本文章由计算机程序翻译，如有差异，请以英文原文为准。

求助全文

约1分钟内获得全文去求助

来源期刊

IEEE Transactions on Automation Science and Engineering 工程技术-自动化与控制系统

CiteScore

12.50

自引率

14.30%

发文量

404

审稿时长

3.0 months

期刊介绍： The IEEE Transactions on Automation Science and Engineering (T-ASE) publishes fundamental papers on Automation, emphasizing scientific results that advance efficiency, quality, productivity, and reliability. T-ASE encourages interdisciplinary approaches from computer science, control systems, electrical engineering, mathematics, mechanical engineering, operations research, and other fields.

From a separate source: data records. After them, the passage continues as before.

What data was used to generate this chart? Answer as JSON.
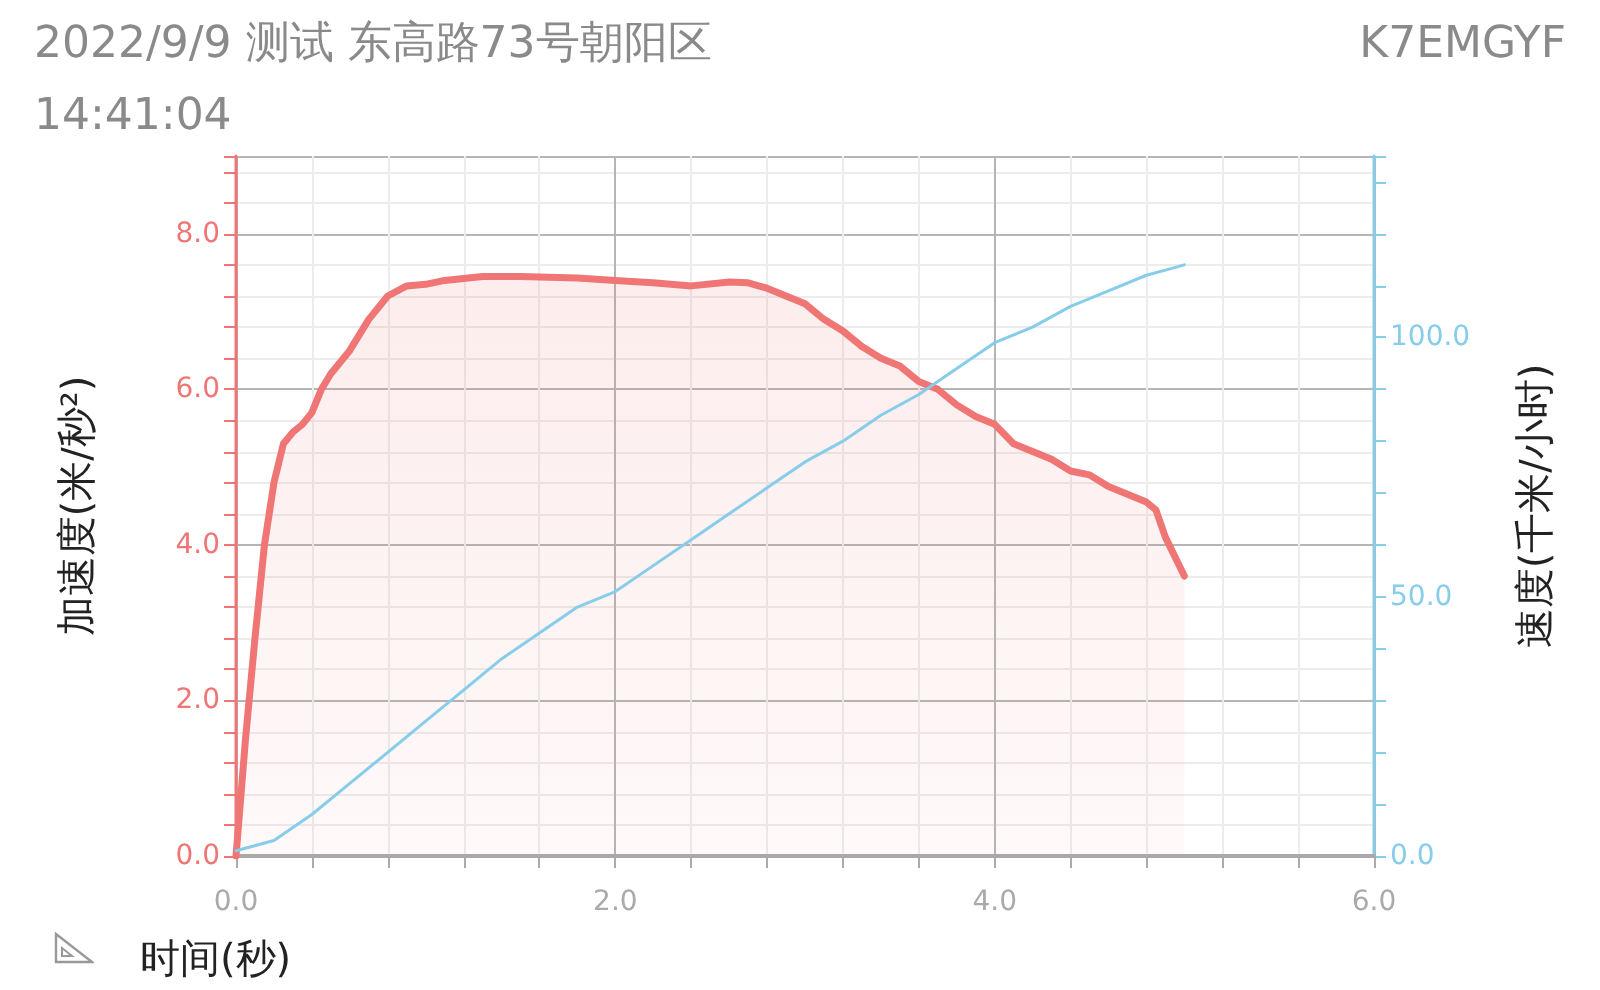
{
  "chart_data": {
    "type": "area",
    "title": "2022/9/9 测试 东高路73号朝阳区",
    "subtitle": "14:41:04",
    "annotations": [
      "K7EMGYF"
    ],
    "xlabel": "时间(秒)",
    "ylabel": "加速度(米/秒²)",
    "y2label": "速度(千米/小时)",
    "xlim": [
      0,
      6
    ],
    "ylim": [
      0,
      9
    ],
    "y2lim": [
      0,
      135
    ],
    "xticks": [
      {
        "value": 0,
        "label": "0.0"
      },
      {
        "value": 0.4,
        "label": null
      },
      {
        "value": 0.8,
        "label": null
      },
      {
        "value": 1.2,
        "label": null
      },
      {
        "value": 1.6,
        "label": null
      },
      {
        "value": 2,
        "label": "2.0"
      },
      {
        "value": 2.4,
        "label": null
      },
      {
        "value": 2.8,
        "label": null
      },
      {
        "value": 3.2,
        "label": null
      },
      {
        "value": 3.6,
        "label": null
      },
      {
        "value": 4,
        "label": "4.0"
      },
      {
        "value": 4.4,
        "label": null
      },
      {
        "value": 4.8,
        "label": null
      },
      {
        "value": 5.2,
        "label": null
      },
      {
        "value": 5.6,
        "label": null
      },
      {
        "value": 6,
        "label": "6.0"
      }
    ],
    "yticks": [
      {
        "value": 0,
        "label": "0.0"
      },
      {
        "value": 0.4,
        "label": null
      },
      {
        "value": 0.8,
        "label": null
      },
      {
        "value": 1.2,
        "label": null
      },
      {
        "value": 1.6,
        "label": null
      },
      {
        "value": 2,
        "label": "2.0"
      },
      {
        "value": 2.4,
        "label": null
      },
      {
        "value": 2.8,
        "label": null
      },
      {
        "value": 3.2,
        "label": null
      },
      {
        "value": 3.6,
        "label": null
      },
      {
        "value": 4,
        "label": "4.0"
      },
      {
        "value": 4.4,
        "label": null
      },
      {
        "value": 4.8,
        "label": null
      },
      {
        "value": 5.2,
        "label": null
      },
      {
        "value": 5.6,
        "label": null
      },
      {
        "value": 6,
        "label": "6.0"
      },
      {
        "value": 6.4,
        "label": null
      },
      {
        "value": 6.8,
        "label": null
      },
      {
        "value": 7.2,
        "label": null
      },
      {
        "value": 7.6,
        "label": null
      },
      {
        "value": 8,
        "label": "8.0"
      },
      {
        "value": 8.4,
        "label": null
      },
      {
        "value": 8.8,
        "label": null
      }
    ],
    "y2ticks": [
      {
        "value": 0,
        "label": "0.0"
      },
      {
        "value": 10,
        "label": null
      },
      {
        "value": 20,
        "label": null
      },
      {
        "value": 30,
        "label": null
      },
      {
        "value": 40,
        "label": null
      },
      {
        "value": 50,
        "label": "50.0"
      },
      {
        "value": 60,
        "label": null
      },
      {
        "value": 70,
        "label": null
      },
      {
        "value": 80,
        "label": null
      },
      {
        "value": 90,
        "label": null
      },
      {
        "value": 100,
        "label": "100.0"
      },
      {
        "value": 110,
        "label": null
      },
      {
        "value": 120,
        "label": null
      },
      {
        "value": 130,
        "label": null
      }
    ],
    "grid": true,
    "marker": "none",
    "line_style": "solid",
    "series": [
      {
        "color": "#f07575",
        "x": [
          0,
          0.05,
          0.1,
          0.15,
          0.2,
          0.25,
          0.3,
          0.35,
          0.4,
          0.45,
          0.5,
          0.6,
          0.7,
          0.8,
          0.9,
          1.0,
          1.1,
          1.3,
          1.5,
          1.8,
          2.0,
          2.2,
          2.4,
          2.6,
          2.7,
          2.8,
          3.0,
          3.1,
          3.2,
          3.3,
          3.4,
          3.5,
          3.6,
          3.7,
          3.8,
          3.9,
          4.0,
          4.1,
          4.2,
          4.3,
          4.4,
          4.5,
          4.6,
          4.7,
          4.8,
          4.85,
          4.9,
          5.0
        ],
        "values": [
          0,
          1.5,
          2.8,
          4.0,
          4.8,
          5.3,
          5.45,
          5.55,
          5.7,
          6.0,
          6.2,
          6.5,
          6.9,
          7.2,
          7.33,
          7.35,
          7.4,
          7.45,
          7.45,
          7.43,
          7.4,
          7.37,
          7.33,
          7.38,
          7.37,
          7.3,
          7.1,
          6.9,
          6.75,
          6.55,
          6.4,
          6.3,
          6.1,
          6.0,
          5.8,
          5.65,
          5.55,
          5.3,
          5.2,
          5.1,
          4.95,
          4.9,
          4.75,
          4.65,
          4.55,
          4.45,
          4.1,
          3.6
        ]
      },
      {
        "type": "line",
        "axis": "y2",
        "color": "#87cdea",
        "x": [
          0,
          0.2,
          0.4,
          0.6,
          0.8,
          1.0,
          1.2,
          1.4,
          1.6,
          1.8,
          2.0,
          2.2,
          2.4,
          2.6,
          2.8,
          3.0,
          3.2,
          3.4,
          3.6,
          3.8,
          4.0,
          4.2,
          4.4,
          4.6,
          4.8,
          4.9,
          5.0
        ],
        "values": [
          1,
          3,
          8,
          14,
          20,
          26,
          32,
          38,
          43,
          48,
          51,
          56,
          61,
          66,
          71,
          76,
          80,
          85,
          89,
          94,
          99,
          102,
          106,
          109,
          112,
          113,
          114
        ]
      }
    ]
  }
}
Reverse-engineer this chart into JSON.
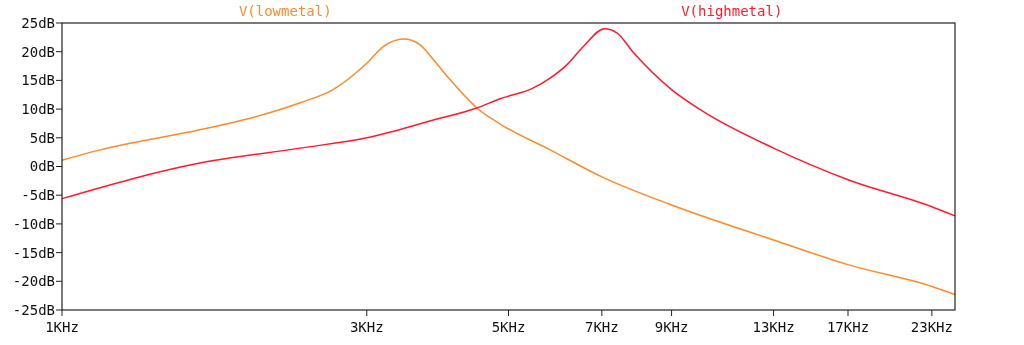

T-ASE welcomes results relevant to industries such as agriculture, biotechnology, healthcare, home automation, maintenance, manufacturing, pharmaceuticals, retail, security, service, supply chains, and transportation. T-ASE addresses a research community willing to integrate knowledge across disciplines and industries. For this purpose, each paper includes a Note to Practitioners that summarizes how its results can be applied or how they might be extended to apply in practice.